You probably know that food dyes are found in everything from ice cream to hot dogs. However, food dyes can be found in fresh produce as well. Oranges are often dyed to give them a brighter citrus color before hitting store shelves. Food dyes are already regulated by the FDA, but recent evidence suggests that certain dyes may have a negative impact on a child’s behavior that the FDA doesn’t list on labels. Food dyes rarely have complicated names. You may see them listed on nutrition labels as Red No. 40 or Yellow No. 5. If you’d prefer to skip the synthetic dyes, you can look for alternatives on nutrition labels. Some of these safe, natural alternatives to synthetic food dyes include beta carotene, the stuff that causes carrots to be orange; chlorophyll, the pigment in plants that turn them green; anthocyanin, a flavonoid found in berries; and carminic acid, which is actually a red acid produced by cochineal insects.
This hard-to-pronounce antioxidant commonly known as BHA is most often used as a preservative in butter, cereal, beers, and baked goods. However, it can also be found in petroleum and rubber. Yikes! The FDA has found BHA to be a safe food additive, but some research shows that BHA is also a known carcinogen and has been shown to cause cancer in animals. However, the animals tested all developed illness in the forestomach, an organ humans don’t have. In addition, the BHA levels found in food are incredibly low compared to the BHA levels used in the studies. What’s more, the antioxidant properties of BHA, when combined with fats found in oils, butter, and other foods, may actually neutralize the carcinogenic risk.

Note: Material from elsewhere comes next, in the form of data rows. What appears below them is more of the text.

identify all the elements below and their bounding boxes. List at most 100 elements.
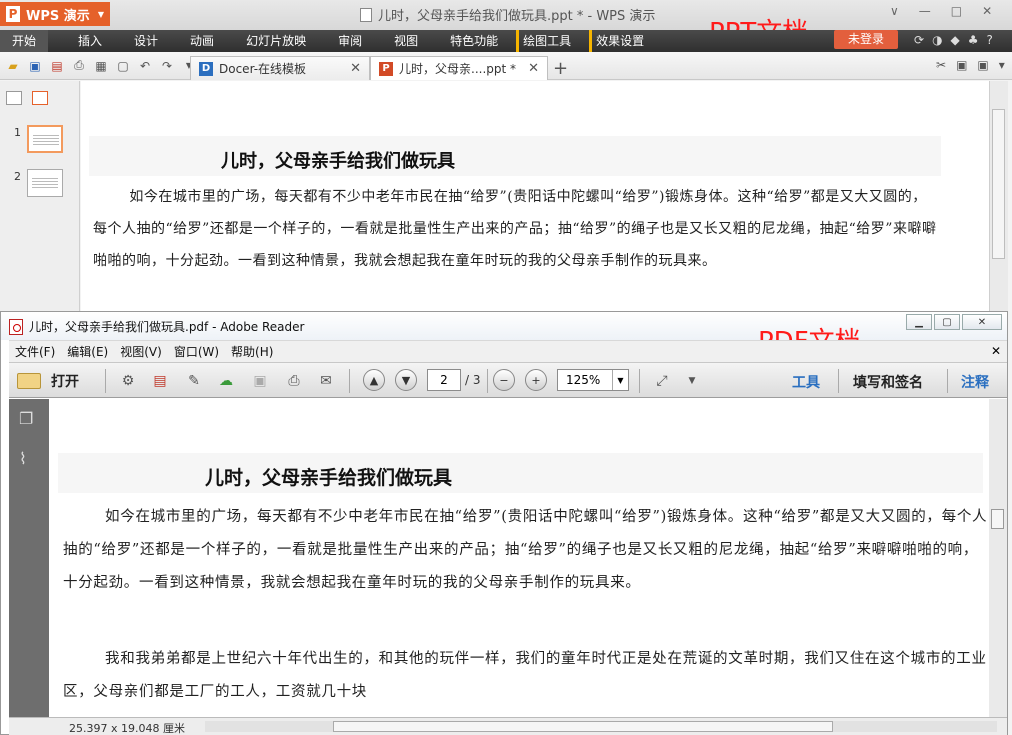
sync-icon[interactable]: ⟳ <box>914 33 924 47</box>
undo-icon[interactable]: ↶ <box>136 58 154 74</box>
pages-icon[interactable]: ❐ <box>19 409 37 429</box>
wps-app-menu-button[interactable]: P WPS 演示 ▼ <box>0 2 110 26</box>
fill-sign-button[interactable]: 填写和签名 <box>853 372 923 392</box>
pdf-title-band <box>58 453 983 493</box>
fit-page-icon[interactable]: ⤢ <box>651 371 673 391</box>
reader-statusbar: 25.397 x 19.048 厘米 <box>9 717 1007 735</box>
page-dimensions: 25.397 x 19.048 厘米 <box>69 722 185 735</box>
folder-icon <box>17 373 41 389</box>
slide-canvas[interactable]: 儿时，父母亲手给我们做玩具 如今在城市里的广场，每天都有不少中老年市民在抽“给罗… <box>81 81 989 321</box>
ribbon-tab-effects[interactable]: 效果设置 <box>589 30 656 52</box>
open-folder-icon[interactable]: ▰ <box>4 58 22 74</box>
close-tab-icon[interactable]: ✕ <box>528 61 539 76</box>
tools-button[interactable]: 工具 <box>792 372 820 392</box>
ribbon-tab-insert[interactable]: 插入 <box>66 30 114 52</box>
wps-window-title: 儿时，父母亲手给我们做玩具.ppt * - WPS 演示 <box>360 5 655 24</box>
ribbon-tab-drawing-tools[interactable]: 绘图工具 <box>516 30 583 52</box>
ribbon-tab-view[interactable]: 视图 <box>382 30 430 52</box>
menu-file[interactable]: 文件(F) <box>9 343 61 360</box>
skin-icon[interactable]: ◆ <box>951 33 960 47</box>
zoom-select[interactable]: 125% ▼ <box>557 369 629 391</box>
chevron-down-icon: ▼ <box>97 9 104 19</box>
tab-docer[interactable]: D Docer-在线模板 ✕ <box>190 56 370 80</box>
slide-title-band <box>89 136 941 176</box>
pdf-page-view[interactable]: 儿时，父母亲手给我们做玩具 如今在城市里的广场，每天都有不少中老年市民在抽“给罗… <box>50 399 988 717</box>
share-icon[interactable]: ◑ <box>932 33 942 47</box>
menu-window[interactable]: 窗口(W) <box>168 343 225 360</box>
reader-vertical-scrollbar[interactable] <box>989 399 1007 717</box>
print-preview-icon[interactable]: ▦ <box>92 58 110 74</box>
menu-edit[interactable]: 编辑(E) <box>61 343 114 360</box>
slide-thumbnail-1[interactable] <box>27 125 63 153</box>
create-pdf-icon[interactable]: ⚙ <box>117 371 139 391</box>
slide-number: 1 <box>14 126 21 139</box>
scrollbar-thumb[interactable] <box>333 721 833 732</box>
export-pdf-icon[interactable]: ▤ <box>149 371 171 391</box>
ribbon-tab-animation[interactable]: 动画 <box>178 30 226 52</box>
horizontal-scrollbar[interactable] <box>205 721 997 732</box>
page-number-input[interactable]: 2 <box>427 369 461 391</box>
login-button[interactable]: 未登录 <box>834 30 898 49</box>
doc-menu-icon[interactable]: ▾ <box>999 58 1005 72</box>
doc-close-icon[interactable]: ▣ <box>977 58 988 72</box>
ribbon-tab-design[interactable]: 设计 <box>122 30 170 52</box>
zoom-in-icon[interactable]: + <box>525 369 547 391</box>
toolbar-options-icon[interactable]: ▼ <box>681 371 703 391</box>
save-icon[interactable]: ▣ <box>26 58 44 74</box>
pin-icon[interactable]: ✂ <box>936 58 946 72</box>
ribbon-tab-home[interactable]: 开始 <box>0 30 49 52</box>
open-button[interactable]: 打开 <box>17 371 79 391</box>
new-tab-icon[interactable]: + <box>553 58 568 79</box>
close-icon[interactable]: ✕ <box>982 4 992 18</box>
minimize-icon[interactable]: ▁ <box>906 314 932 330</box>
wps-menu-right-icons: ⟳ ◑ ◆ ♣ ? <box>914 33 993 47</box>
next-page-icon[interactable]: ▼ <box>395 369 417 391</box>
maximize-icon[interactable]: □ <box>951 4 962 18</box>
export-pdf-icon[interactable]: ▤ <box>48 58 66 74</box>
ribbon-tab-special[interactable]: 特色功能 <box>438 30 510 52</box>
maximize-icon[interactable]: ▢ <box>934 314 960 330</box>
tab-ppt-label: 儿时，父母亲....ppt * <box>399 62 517 76</box>
redo-icon[interactable]: ↷ <box>158 58 176 74</box>
toolbar-right-icons: ✂ ▣ ▣ ▾ <box>936 58 1005 72</box>
tab-docer-label: Docer-在线模板 <box>219 62 307 76</box>
navigation-panel: ❐ ⌇ <box>9 399 49 719</box>
slide-thumbnail-2[interactable] <box>27 169 63 197</box>
edit-icon[interactable]: ✎ <box>183 371 205 391</box>
scrollbar-thumb[interactable] <box>991 509 1004 529</box>
previous-page-icon[interactable]: ▲ <box>363 369 385 391</box>
wps-vertical-scrollbar[interactable] <box>989 81 1008 321</box>
zoom-out-icon[interactable]: − <box>493 369 515 391</box>
print-icon[interactable]: ⎙ <box>70 58 88 74</box>
restore-doc-icon[interactable]: ▣ <box>956 58 967 72</box>
minimize-icon[interactable]: — <box>919 4 931 18</box>
tab-ppt-document[interactable]: P 儿时，父母亲....ppt * ✕ <box>370 56 548 80</box>
document-icon <box>360 7 372 22</box>
upload-cloud-icon[interactable]: ☁ <box>215 371 237 391</box>
reader-menubar: 文件(F) 编辑(E) 视图(V) 窗口(W) 帮助(H) ✕ <box>9 340 1007 362</box>
email-icon[interactable]: ✉ <box>315 371 337 391</box>
outline-view-icon[interactable] <box>6 91 22 105</box>
help-icon[interactable]: ? <box>987 33 993 47</box>
comment-button[interactable]: 注释 <box>961 372 989 392</box>
slide-title[interactable]: 儿时，父母亲手给我们做玩具 <box>221 147 455 173</box>
slide-paragraph[interactable]: 如今在城市里的广场，每天都有不少中老年市民在抽“给罗”(贵阳话中陀螺叫“给罗”)… <box>93 181 938 277</box>
menu-help[interactable]: 帮助(H) <box>225 343 279 360</box>
preview-icon[interactable]: ▢ <box>114 58 132 74</box>
save-icon[interactable]: ▣ <box>249 371 271 391</box>
page-total: / 3 <box>465 373 481 387</box>
chevron-down-icon: ▼ <box>612 370 628 390</box>
slides-view-icon[interactable] <box>32 91 48 105</box>
attachment-icon[interactable]: ⌇ <box>19 449 37 469</box>
collapse-icon[interactable]: ∨ <box>890 4 899 18</box>
scrollbar-thumb[interactable] <box>992 109 1005 259</box>
menu-view[interactable]: 视图(V) <box>114 343 168 360</box>
close-icon[interactable]: ✕ <box>962 314 1002 330</box>
ribbon-tab-slideshow[interactable]: 幻灯片放映 <box>234 30 318 52</box>
print-icon[interactable]: ⎙ <box>283 371 305 391</box>
close-document-icon[interactable]: ✕ <box>991 344 1001 358</box>
ribbon-tab-review[interactable]: 审阅 <box>326 30 374 52</box>
pdf-title: 儿时，父母亲手给我们做玩具 <box>205 467 453 489</box>
shirt-icon[interactable]: ♣ <box>968 33 979 47</box>
close-tab-icon[interactable]: ✕ <box>350 61 361 76</box>
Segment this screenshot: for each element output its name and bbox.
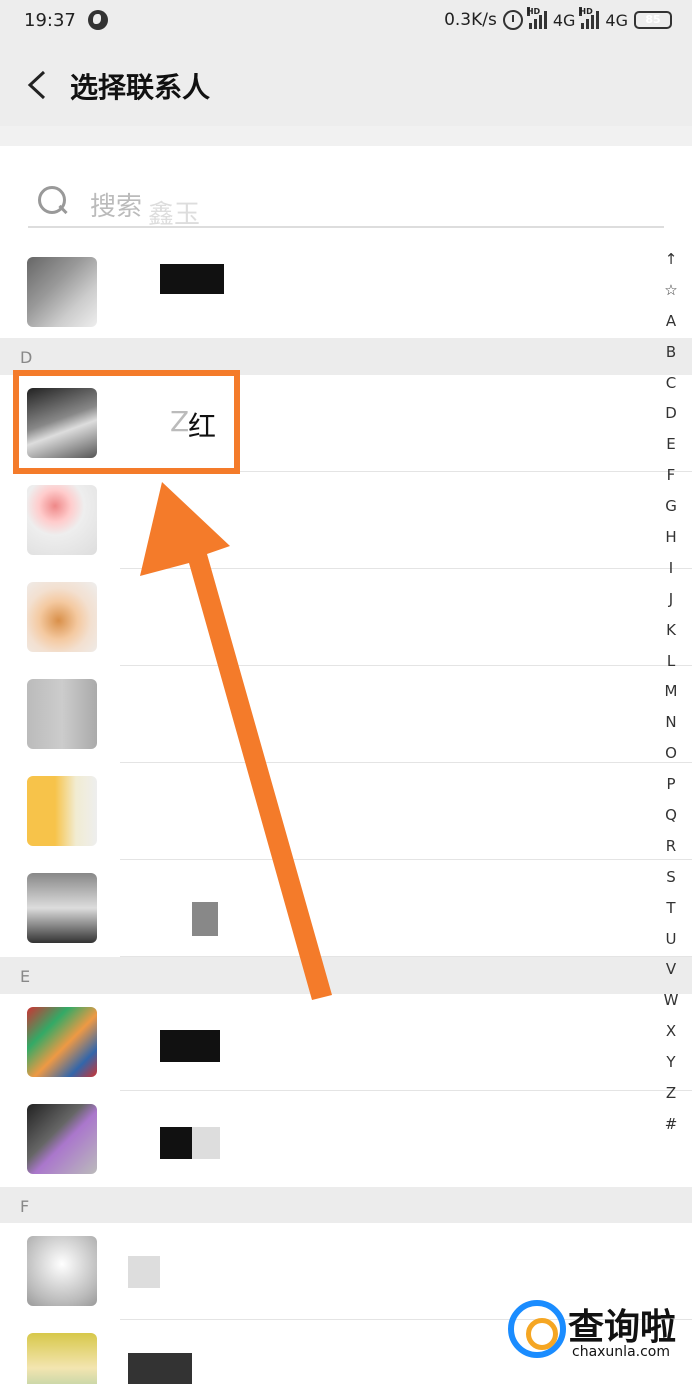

You may not have even realized you were eating sodium nitrates/nitrites until the World Health Organization released a sweeping report about the negative side effects of eating processed meats. Nitrates are commonly found in hot dogs, bacon, and cold cuts like pepperoni. Sodium nitrate is a salt-based preservative that keeps harmful bacteria from growing in meat products. However, nitrates have been linked to higher cancer risks, which is why most processed meats also contain an antioxidant, which can neutralize, but not eliminate, the risk. There is probably little risk in indulging in the occasional hot dog at the ballpark, but most scientists agree that consumers should limit the amount of sodium nitrates they eat.
Propylene Glycol Alginate
Otherwise known as E405, propylene glycol alginate is an emulsifier and thickening agent commonly found in salad dressing, jelly, and ice cream. E405 is also used to make antifreeze, polyester, and synthetic items. Despite its non-food uses, the FDA considers E405 a safe additive in food. However, it has been shown to cause rash and other skin irritations when applied topically. If you’re a fan of making your own beauty products, check food labels for E405 before mixing up that face mask.
Despite hard-to-read nutrition labels, sometimes the worst ingredients are hiding in plain sight. Large quantities of sugar and salt continue to be the biggest health concern when it comes to food. One of the easiest ways to make sure you make healthy choices at the grocery store is to download a nutrition app. An app like ShopWell can help you read a nutrition label correctly and decipher ingredients quickly.